U.S. Pat. No. 7,715,167 also discloses a control unit for setting the frequency of the excitation current flowing in an excitation coil of a magnetostrictive ultrasonic dental device. The control unit employs a voltage-controlled oscillator (VCO) that generates a variable frequency signal, a driver for setting up and regulating the excitation current according to the variable frequency signal from the VCO, a current sensor in series with the excitation coil that outputs a current-sense signal corresponding to the current flowing through the excitation coil, a functional block that receives the current-sense signal and outputs a function signal proportional to the sensed current, and a microprocessor that receives the function signal and controls the VCO according to the function signal.

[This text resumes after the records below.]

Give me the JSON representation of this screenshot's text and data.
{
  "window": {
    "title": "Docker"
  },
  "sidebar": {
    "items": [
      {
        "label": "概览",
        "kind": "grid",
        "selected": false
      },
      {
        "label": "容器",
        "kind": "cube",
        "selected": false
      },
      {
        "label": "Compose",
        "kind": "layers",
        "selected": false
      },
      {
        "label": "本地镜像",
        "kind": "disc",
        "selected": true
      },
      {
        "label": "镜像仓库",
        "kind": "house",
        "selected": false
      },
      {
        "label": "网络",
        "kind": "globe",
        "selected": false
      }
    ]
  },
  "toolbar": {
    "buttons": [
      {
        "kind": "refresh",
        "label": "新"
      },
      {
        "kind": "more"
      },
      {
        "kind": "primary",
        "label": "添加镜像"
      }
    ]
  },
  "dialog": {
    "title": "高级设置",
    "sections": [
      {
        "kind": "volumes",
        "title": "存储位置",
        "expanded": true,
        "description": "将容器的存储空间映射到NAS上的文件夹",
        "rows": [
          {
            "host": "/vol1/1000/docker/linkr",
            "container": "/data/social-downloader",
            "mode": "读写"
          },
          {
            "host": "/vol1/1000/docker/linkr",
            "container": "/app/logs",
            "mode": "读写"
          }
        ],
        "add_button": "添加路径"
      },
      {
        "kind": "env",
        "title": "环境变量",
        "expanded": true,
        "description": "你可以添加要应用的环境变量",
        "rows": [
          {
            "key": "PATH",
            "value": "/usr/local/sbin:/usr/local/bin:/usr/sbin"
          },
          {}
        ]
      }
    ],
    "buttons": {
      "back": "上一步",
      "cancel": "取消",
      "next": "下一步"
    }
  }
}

This control unit differs from other prior art control units in that even though the feedback which controls the frequency of oscillation is solely in connection with the sensed current passing through the excitation coil, the excitation coil is not part of the VCO circuit and is not directly connected to the VCO circuit.
The excitation coil in the handpiece is electrically connected via a cable to the control unit that provides the excitation energy to the excitation coil. The cable typically includes two input wires connected across the terminals of the excitation coil for driving the excitation coil as well as a third wire that provides the current-sense feedback to the control circuit for use in adjusting the current to the excitation coil to maintain the optimal operational frequency as discussed above. Unfortunately, the third wire adds significant weight to the cable, which increases cable drag that increases strain on the clinician's hand, wrist, and forearm during use. Also, the feedback control loop complicates the circuitry needed to maintain the operation of the ultrasonic transducer at the desired optimal operational frequency for optimal operation, and the circuitry is generally inefficient, generates too much heat during operation, and accordingly, does not permit the device to be as compact as desired.
It is desirable to provide an ultrasonic magnetostrictive driver that does not require the feedback wire and thus may support a lightweight cable and that is small and efficient to ensure that the magnetostrictive transducer is operating at the desired optimal operational frequency without generating excess heat. The invention addresses these and other needs in the art.